PEP 526 - var annotations and the spirit of python

Bart bc at freeuk.com
Wed Jul 4 14:57:12 EDT 2018


On 04/07/2018 16:31, Steven D'Aprano wrote:
> On Wed, 04 Jul 2018 13:48:26 +0100, Bart wrote:

> Of course the type (whether inferred or annotated) applies for the entire
> scope of that variable.
> 

In that case I don't understand what you're complaining about. You say 
that hinting is not needed here:

   x = 3

because you know x will be int at this point. But what you don't know if 
whether x will keep its int type.

> With type-inference, the type-checker is smart enough to recognise what
> type a variable is supposed to be (at least sometimes):
> 
>      x = 3;  # of course it's an int, what else could it be?
>      x = f(x);
> 
> and likewise complain if f(x) returns something other than an int.

Are you still talking about Python here? Python is famous for being 
highly dynamic. So that that second assignment could set x to ANYTHING.

I though the point of the type hint was to say that x has a particular 
type and it always keeps that same type. That way it is possible to make 
some assumptions about it. Otherwise, what's the point?

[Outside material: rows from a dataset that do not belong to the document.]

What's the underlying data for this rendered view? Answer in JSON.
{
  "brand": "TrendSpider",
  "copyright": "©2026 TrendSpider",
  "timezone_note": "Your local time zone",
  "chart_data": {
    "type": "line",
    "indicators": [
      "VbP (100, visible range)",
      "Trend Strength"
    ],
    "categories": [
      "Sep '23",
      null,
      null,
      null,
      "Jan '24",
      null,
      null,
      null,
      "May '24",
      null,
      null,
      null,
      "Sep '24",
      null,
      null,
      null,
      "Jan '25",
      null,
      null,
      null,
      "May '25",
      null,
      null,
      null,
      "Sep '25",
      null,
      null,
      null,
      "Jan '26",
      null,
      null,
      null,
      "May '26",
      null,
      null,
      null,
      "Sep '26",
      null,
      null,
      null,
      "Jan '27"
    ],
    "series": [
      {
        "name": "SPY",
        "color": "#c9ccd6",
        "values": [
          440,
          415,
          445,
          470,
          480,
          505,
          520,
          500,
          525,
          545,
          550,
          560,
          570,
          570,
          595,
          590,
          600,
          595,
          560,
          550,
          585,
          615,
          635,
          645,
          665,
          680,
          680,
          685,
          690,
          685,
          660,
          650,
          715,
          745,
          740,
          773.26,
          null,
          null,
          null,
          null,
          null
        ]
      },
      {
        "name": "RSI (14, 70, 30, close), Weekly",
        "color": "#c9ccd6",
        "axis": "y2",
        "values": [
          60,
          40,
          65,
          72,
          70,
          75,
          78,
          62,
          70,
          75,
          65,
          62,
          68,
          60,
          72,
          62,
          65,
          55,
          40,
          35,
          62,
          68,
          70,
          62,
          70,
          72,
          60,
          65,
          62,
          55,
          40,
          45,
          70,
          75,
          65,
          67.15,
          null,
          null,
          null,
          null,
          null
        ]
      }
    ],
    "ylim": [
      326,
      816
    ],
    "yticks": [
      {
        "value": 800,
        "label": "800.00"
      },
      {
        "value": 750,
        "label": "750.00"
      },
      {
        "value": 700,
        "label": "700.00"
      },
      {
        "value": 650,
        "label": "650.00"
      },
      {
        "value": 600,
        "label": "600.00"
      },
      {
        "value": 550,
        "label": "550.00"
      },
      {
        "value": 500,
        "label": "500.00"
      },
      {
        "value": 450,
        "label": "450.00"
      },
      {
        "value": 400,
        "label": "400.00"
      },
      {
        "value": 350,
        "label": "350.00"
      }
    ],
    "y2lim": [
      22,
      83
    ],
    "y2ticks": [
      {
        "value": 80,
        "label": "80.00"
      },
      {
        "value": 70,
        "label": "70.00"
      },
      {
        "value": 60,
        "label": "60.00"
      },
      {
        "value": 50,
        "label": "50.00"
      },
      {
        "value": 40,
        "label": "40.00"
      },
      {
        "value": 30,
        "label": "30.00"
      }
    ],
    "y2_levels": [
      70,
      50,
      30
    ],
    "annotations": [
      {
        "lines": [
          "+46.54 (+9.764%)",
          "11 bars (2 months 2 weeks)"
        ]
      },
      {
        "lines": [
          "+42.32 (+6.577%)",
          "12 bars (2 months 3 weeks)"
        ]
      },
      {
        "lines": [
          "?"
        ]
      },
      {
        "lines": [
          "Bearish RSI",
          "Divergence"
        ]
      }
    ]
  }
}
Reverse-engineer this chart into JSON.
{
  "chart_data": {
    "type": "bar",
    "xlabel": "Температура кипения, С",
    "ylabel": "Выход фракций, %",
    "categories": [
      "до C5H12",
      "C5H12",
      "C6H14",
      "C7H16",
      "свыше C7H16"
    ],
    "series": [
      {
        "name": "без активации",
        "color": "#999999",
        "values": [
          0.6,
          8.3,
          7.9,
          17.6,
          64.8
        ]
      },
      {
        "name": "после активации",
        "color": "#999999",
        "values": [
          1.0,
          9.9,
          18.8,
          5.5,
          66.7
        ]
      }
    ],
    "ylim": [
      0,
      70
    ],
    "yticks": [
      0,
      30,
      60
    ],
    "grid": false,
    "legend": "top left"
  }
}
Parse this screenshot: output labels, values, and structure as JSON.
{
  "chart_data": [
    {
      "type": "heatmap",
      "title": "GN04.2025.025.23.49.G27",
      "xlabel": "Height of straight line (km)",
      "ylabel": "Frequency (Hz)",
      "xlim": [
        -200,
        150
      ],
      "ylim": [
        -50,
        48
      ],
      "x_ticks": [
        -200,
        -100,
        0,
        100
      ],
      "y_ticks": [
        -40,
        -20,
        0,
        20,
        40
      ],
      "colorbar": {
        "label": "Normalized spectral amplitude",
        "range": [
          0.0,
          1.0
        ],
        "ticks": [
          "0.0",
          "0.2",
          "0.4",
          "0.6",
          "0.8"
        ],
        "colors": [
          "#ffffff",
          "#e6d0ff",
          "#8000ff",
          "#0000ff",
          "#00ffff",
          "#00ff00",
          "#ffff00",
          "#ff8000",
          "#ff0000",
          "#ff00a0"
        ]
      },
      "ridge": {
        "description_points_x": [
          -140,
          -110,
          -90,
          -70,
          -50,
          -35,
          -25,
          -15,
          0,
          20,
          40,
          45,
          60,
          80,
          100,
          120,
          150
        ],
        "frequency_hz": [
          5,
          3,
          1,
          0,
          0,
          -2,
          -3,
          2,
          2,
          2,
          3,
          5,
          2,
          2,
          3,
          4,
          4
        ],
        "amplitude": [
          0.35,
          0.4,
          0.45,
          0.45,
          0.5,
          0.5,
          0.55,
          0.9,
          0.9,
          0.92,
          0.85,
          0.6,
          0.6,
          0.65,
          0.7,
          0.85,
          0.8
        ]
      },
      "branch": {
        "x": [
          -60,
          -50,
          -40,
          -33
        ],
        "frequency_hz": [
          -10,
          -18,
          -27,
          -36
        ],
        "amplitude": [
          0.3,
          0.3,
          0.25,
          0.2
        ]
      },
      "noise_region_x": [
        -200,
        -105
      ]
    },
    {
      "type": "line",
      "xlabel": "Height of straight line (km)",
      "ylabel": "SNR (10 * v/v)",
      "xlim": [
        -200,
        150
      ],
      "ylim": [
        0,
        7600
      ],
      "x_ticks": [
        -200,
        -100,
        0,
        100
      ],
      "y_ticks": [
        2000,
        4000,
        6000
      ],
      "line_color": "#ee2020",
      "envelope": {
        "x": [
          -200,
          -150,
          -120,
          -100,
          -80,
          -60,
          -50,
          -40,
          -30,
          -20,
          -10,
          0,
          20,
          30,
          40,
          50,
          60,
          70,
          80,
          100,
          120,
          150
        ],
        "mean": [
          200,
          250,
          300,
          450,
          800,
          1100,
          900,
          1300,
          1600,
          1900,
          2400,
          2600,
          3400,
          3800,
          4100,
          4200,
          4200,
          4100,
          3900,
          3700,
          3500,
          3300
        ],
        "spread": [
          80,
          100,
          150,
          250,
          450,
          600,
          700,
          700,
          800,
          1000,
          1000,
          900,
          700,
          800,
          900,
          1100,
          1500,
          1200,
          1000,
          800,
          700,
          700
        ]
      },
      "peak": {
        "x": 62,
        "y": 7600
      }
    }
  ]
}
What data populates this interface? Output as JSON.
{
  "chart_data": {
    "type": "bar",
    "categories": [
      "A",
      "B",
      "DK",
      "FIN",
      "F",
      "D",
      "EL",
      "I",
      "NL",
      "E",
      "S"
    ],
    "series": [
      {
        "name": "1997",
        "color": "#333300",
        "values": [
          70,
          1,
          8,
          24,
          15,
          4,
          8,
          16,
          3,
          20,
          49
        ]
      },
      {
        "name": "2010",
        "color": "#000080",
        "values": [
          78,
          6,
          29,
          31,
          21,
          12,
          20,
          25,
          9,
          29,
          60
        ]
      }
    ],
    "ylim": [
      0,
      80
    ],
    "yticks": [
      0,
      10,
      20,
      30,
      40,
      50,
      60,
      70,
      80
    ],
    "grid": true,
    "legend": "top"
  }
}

I understand that type hinting doesn't enforce anything, such as 
checking that anything assigned to x is actually an int. Although that 
wouldn't be hard to do: just implement every x = y as x = int(y) or 
better, x = intcheck(y).

> There's no point in type checking if you don't, you know, actually
> *check* the types.

> With type inference, the only reason to declare a variable's type is if
> the type checker can't infer it from the code, or if it infers the wrong
> type. (More on this later.)

In Python, the reason to declare a variable's is presumably also to say 
that it HAS a fixed type.

Type inference can still be used for certain purposes, such as 
optimising code, but it's not of much benefit to someone reading the 
code as the results of such analysis won't appear in the source.